The aim is to gradually remove conventional forms of livestock breeding by rural households across the country.

Do Kim Tuyen, head of the Cattle Breeding Department under the ministry, said at a recent seminar that apart from meeting domestic demand, Viet Nam's livestock industry is also targeting some export markets, especially China and Hong Kong.

According to the ministry's strategic plan, industrial density in the agriculture production as a whole will stand at 32, 38 and 42 per cent respectively by 2010, 2015 and 2020.

By 2010, the sector targets an output of 3.2 million tonnes of meat. The number would be 5.5 million tonnes for 2020.

Also by 2020, per-capita output is expected to reach 56 kilos of meat, 140 eggs and more than 10 kilos of milk.

However, Mr Tuyen said Viet Nam's target for the next 12 years is equal only to China's current figures, adding that the domestic livestock industry still had a long way to go.
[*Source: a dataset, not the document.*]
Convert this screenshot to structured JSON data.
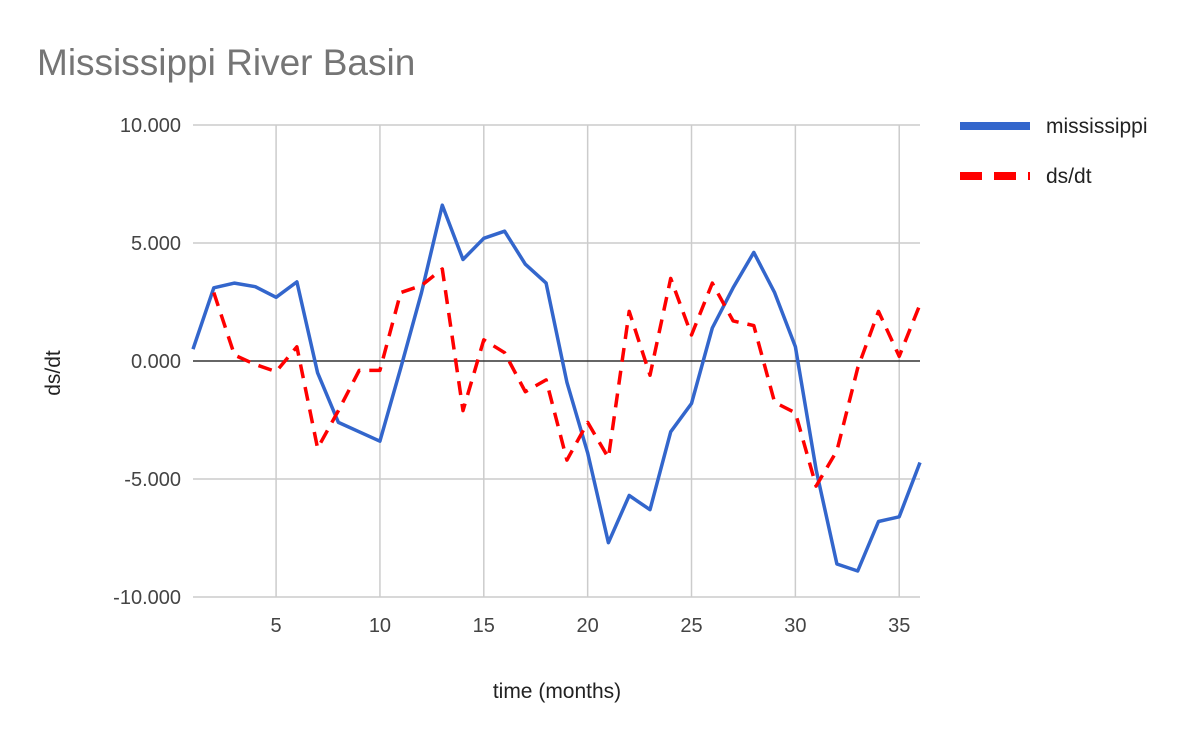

All farms, slaughterhouses and meat processing enterprises would be required to have their own waste treatment systems, he stressed.

Animal feed is a matter of concern now, as farmers and breeders have not paid much attention to the role of agricultural byproducts like sugar cane or soybean waste, said Mr Tuyen, adding that disposing them into the environment was both wasteful and harmful.

"It is such a waste because 50 per cent of the animal feed for the livestock industry has to be imported," Mr Tuyen said, adding that if it was utilised, the existing amount of agricultural byproducts could feed 10 million cattle.

The report concludes that not utilising feed processed from agricultural byproducts partially increased market prices for meat since Vietnamese breeders often used imported feed, which increased production costs and reduced their competitiveness.